Electra

She can no longer stomach the size of her sorrow, Electra says, but neither can the others at Aegisthus’ court. Her mother, her sister and the chorus, all want her to stop lamenting Agamemnon’s death. Her father, killed years ago by her mother Clytemnestra and step father Aegisthus, hovers over Electra as a soul-sucking memory leaving her gaunt and hollow and incapable of pursuing anything else in life. She cries out to the gods about the unjust punishment she is receiving and she wishes for nothing more to revenge her father.
 
There is no hope for any life and redemption to return to the cursed house of Agamemnon.
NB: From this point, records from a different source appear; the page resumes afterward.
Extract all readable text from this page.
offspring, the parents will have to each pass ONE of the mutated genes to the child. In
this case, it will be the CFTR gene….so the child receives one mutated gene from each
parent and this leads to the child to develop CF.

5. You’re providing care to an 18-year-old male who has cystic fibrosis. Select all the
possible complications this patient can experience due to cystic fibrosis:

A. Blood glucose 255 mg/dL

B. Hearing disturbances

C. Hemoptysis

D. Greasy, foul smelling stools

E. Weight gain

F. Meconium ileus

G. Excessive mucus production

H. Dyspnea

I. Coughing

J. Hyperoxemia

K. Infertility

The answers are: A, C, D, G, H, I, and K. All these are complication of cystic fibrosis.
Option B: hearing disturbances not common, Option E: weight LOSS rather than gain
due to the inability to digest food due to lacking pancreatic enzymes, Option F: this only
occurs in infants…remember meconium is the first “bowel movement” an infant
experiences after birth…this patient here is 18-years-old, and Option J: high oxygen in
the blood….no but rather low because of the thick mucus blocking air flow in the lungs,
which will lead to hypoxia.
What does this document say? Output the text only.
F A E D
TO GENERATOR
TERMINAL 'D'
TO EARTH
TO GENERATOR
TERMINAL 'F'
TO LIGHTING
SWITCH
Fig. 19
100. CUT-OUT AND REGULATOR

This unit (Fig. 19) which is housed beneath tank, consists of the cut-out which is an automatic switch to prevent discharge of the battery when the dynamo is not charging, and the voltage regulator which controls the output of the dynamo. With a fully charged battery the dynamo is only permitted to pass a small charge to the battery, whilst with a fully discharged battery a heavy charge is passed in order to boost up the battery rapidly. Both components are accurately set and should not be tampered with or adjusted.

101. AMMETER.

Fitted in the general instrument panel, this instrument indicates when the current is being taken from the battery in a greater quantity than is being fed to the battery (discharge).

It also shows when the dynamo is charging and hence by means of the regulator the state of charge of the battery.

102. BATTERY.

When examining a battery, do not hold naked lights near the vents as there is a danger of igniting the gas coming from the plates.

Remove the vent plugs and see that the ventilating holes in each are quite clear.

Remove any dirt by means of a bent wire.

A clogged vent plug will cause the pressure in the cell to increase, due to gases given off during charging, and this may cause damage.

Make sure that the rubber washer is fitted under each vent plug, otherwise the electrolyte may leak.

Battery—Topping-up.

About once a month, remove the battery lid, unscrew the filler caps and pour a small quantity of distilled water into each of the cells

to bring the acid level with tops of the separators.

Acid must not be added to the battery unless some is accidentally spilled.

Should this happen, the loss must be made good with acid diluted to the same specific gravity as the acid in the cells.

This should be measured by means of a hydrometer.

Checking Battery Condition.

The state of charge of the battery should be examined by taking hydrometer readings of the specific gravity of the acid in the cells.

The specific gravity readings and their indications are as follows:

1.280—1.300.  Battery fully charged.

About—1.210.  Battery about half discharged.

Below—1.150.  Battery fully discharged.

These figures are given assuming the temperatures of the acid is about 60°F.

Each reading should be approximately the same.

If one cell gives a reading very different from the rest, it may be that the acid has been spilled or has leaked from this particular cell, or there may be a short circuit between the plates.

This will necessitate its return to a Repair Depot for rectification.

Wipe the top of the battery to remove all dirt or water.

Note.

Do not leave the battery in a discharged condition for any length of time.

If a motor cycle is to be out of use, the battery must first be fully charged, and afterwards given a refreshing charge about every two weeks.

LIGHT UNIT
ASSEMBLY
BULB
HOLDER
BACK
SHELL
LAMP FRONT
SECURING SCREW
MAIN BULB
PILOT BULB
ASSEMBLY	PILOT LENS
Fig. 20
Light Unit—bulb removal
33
A massive dead tree on the Old Vic’s in-the-round stage, designed by Mark Thompson, and Kristin Scott Thomas, swapping her upper class coolness for mental instability, circles it, throws herself in its shadow and generally strikes a miserable figure in her pauper’s gown.
 
Scott Thomas was very eager for a role in which she could use her face for more than calculated composure, and here she really goes for it. Disheveled, she thrashes around on the sandy floor while waiting for her brother Orestes to return and avenge the father. In the first half of the play we find Electra a wailing mess, like a less cunning Hamlet moaning about and accusing the matricidal mother to anyone who will listen.
 
When you join a character in the middle of a sustained nervous breakdown there’s usually little way left to follow them down the psychological rabbit hole. So what we witness here is a woman who, after mourning for years, slowly begins to gain her wits again, finding resolve and coming apart again. It’s in this bipolar realm of emotions that Kristin Scott Thomas can show off her range and as everyone tries to reason with her she loosens up a bit, charging between spite, incredulity and more woe.
 
There’s a palpable barrier between Electra and the people with whom she is forced to interact. Liz White’s Chrysothemis can’t get through to her grieving sister and it shows plainest in their physical interactions. Even when they are on the same page when it comes to questions of honour or revenge their touches and embraces are brief and indecisive. When her saviour, younger brother Orestes, finally shows up their connection feels vague and insincere. They clutch each other awkwardly, the kisses are cold and vague and are fuelled by the fact that Jack Lowden constantly tries to shake the madwoman off him so the revenge plot doesn’t get spoiled.
 
Maybe some of this stems from the feeling that Thomas is in a different play to the rest of the cast. With her almost modern conversational and spluttering speech and her far from majestic gesticulations, she’s royalty fallen from grace, an outcast of the court because of her erratic behaviour. Diana Quick’s Clytemnestra sobs dry tears, retching emotionally but always aiming to keep up the regal façade, and when Thomas verbally spars with her there is an unavoidable jarring between these two styles of performance; it feels as if something about this potent mother-daughter conflict has fallen through the cracks.
 
All the while Liz White’s composure in the face of all the wretchedness her sister goes through is wavering. She is not necessarily as detached from her sister’s sorrow as other Chrysothemis that have come before her. However, her compassion makes any accusation of complicity Electra hurls her way somewhat superfluous. This Chrysothemis is not complicit, she’s a gormless pawn and White’s response to the matter is the ever-creasing brow of being conflicted.
 
PJ Harvey’s non-diegetic music while ominous is used merely as decoration and adds no further layer to the inevitability of the tragedy. Of course, there are some issues with Sophocles’ text itself. Aegisthus (Tyrone Huggins) only shows up in the last few minutes but he has the most important line in the whole play. Will we keep on murdering? Is there no way to stop the spiral of violence? “Is this house forever cursed?” Look at Electra’s hollow eyes and the dead tree that’s reflected in them and you know the answer. This woman has suffered too much to let it go. This inability to let go of resentment is at the core of a lot of human conflict. The text naturally lends itself to an exploration of this theme and it’s somewhat surprising that Ian Rickson’s version balks at pursuing this aspect in more depth.
 
Crucially, Sophocles’ play does not allow for female self-empowerment however twisted and misguided it might turn out to be. Electra suffers but she stays pure in her actions and bids others to her work for her. How different to Euripides’ Medea, this year’s other Greek tragedy featuring a female big name star. Helen McCrory’s tragic heroine could be seen digging much deeper into the pain of being abandoned and outcast than Thomas does in this unembellished production.